According to one police officer's statement, "Mr. Metropoulos told me that while the boys were sleeping, he felt both of them in the genital areas..."
Metropoulos was arrested Saturday for allegedly recording a woman in the shower. He is charged with violation of privacy and possession of child pornography, which police said they seized after searching his computers.
Metropoulos' bail is set at $100,000 cash. Bail conditions include that Metropoulos is not to have contact with children under 18 and he is not to use or possess any devices that can access the internet. He will be subject to random searches for internet devices.

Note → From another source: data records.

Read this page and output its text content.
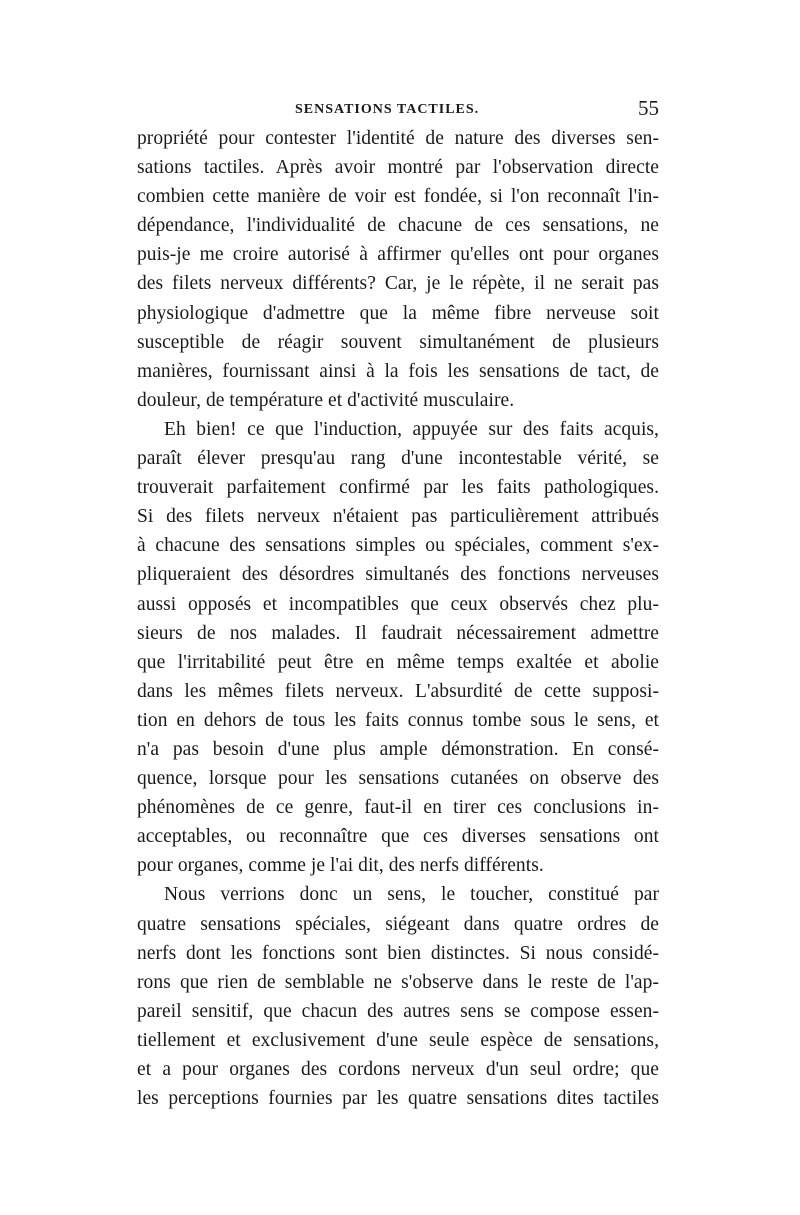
SENSATIONS TACTILES.	55
propriété pour contester l'identité de nature des diverses sen-
sations tactiles. Après avoir montré par l'observation directe
combien cette manière de voir est fondée, si l'on reconnaît l'in-
dépendance, l'individualité de chacune de ces sensations, ne
puis-je me croire autorisé à affirmer qu'elles ont pour organes
des filets nerveux différents? Car, je le répète, il ne serait pas
physiologique d'admettre que la même fibre nerveuse soit
susceptible de réagir souvent simultanément de plusieurs
manières, fournissant ainsi à la fois les sensations de tact, de
douleur, de température et d'activité musculaire.
Eh bien! ce que l'induction, appuyée sur des faits acquis,
paraît élever presqu'au rang d'une incontestable vérité, se
trouverait parfaitement confirmé par les faits pathologiques.
Si des filets nerveux n'étaient pas particulièrement attribués
à chacune des sensations simples ou spéciales, comment s'ex-
pliqueraient des désordres simultanés des fonctions nerveuses
aussi opposés et incompatibles que ceux observés chez plu-
sieurs de nos malades. Il faudrait nécessairement admettre
que l'irritabilité peut être en même temps exaltée et abolie
dans les mêmes filets nerveux. L'absurdité de cette supposi-
tion en dehors de tous les faits connus tombe sous le sens, et
n'a pas besoin d'une plus ample démonstration. En consé-
quence, lorsque pour les sensations cutanées on observe des
phénomènes de ce genre, faut-il en tirer ces conclusions in-
acceptables, ou reconnaître que ces diverses sensations ont
pour organes, comme je l'ai dit, des nerfs différents.
Nous verrions donc un sens, le toucher, constitué par
quatre sensations spéciales, siégeant dans quatre ordres de
nerfs dont les fonctions sont bien distinctes. Si nous considé-
rons que rien de semblable ne s'observe dans le reste de l'ap-
pareil sensitif, que chacun des autres sens se compose essen-
tiellement et exclusivement d'une seule espèce de sensations,
et a pour organes des cordons nerveux d'un seul ordre; que
les perceptions fournies par les quatre sensations dites tactiles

The Deputy District Attorney Michael Roberts said it is too early to tell if he will face any other charges.
"If he's somebody who's a predator, who's used his position in the church to gain the trust of children and parents and families to engage in this conduct, that's just horrific," Roberts said. "If he's somebody who's got issues of his own and has made a mistake here, but isn't necessarily a predator, that's a completely different situation, but we have to err on the side of caution and assume, given his history, particularly with an earlier conviction, that this may be a predator that we need to take very seriously."
Metropoulos does have a criminal past. He was convicted of a sex crime in Michigan in 1983.
The Greek Archdiocese said it conducted a criminal background check on Father Metropolouos only in the states of Maine and Massachusetts when he was ordained in 2000, so the Michigan conviction didn't show up. They have since switched to a national background check.
The Greek Orthodox Archdiocese of America has suspended Father Metropoulos indefinitely. He will also have to go through their ecclesiastical court to determine his status with the church.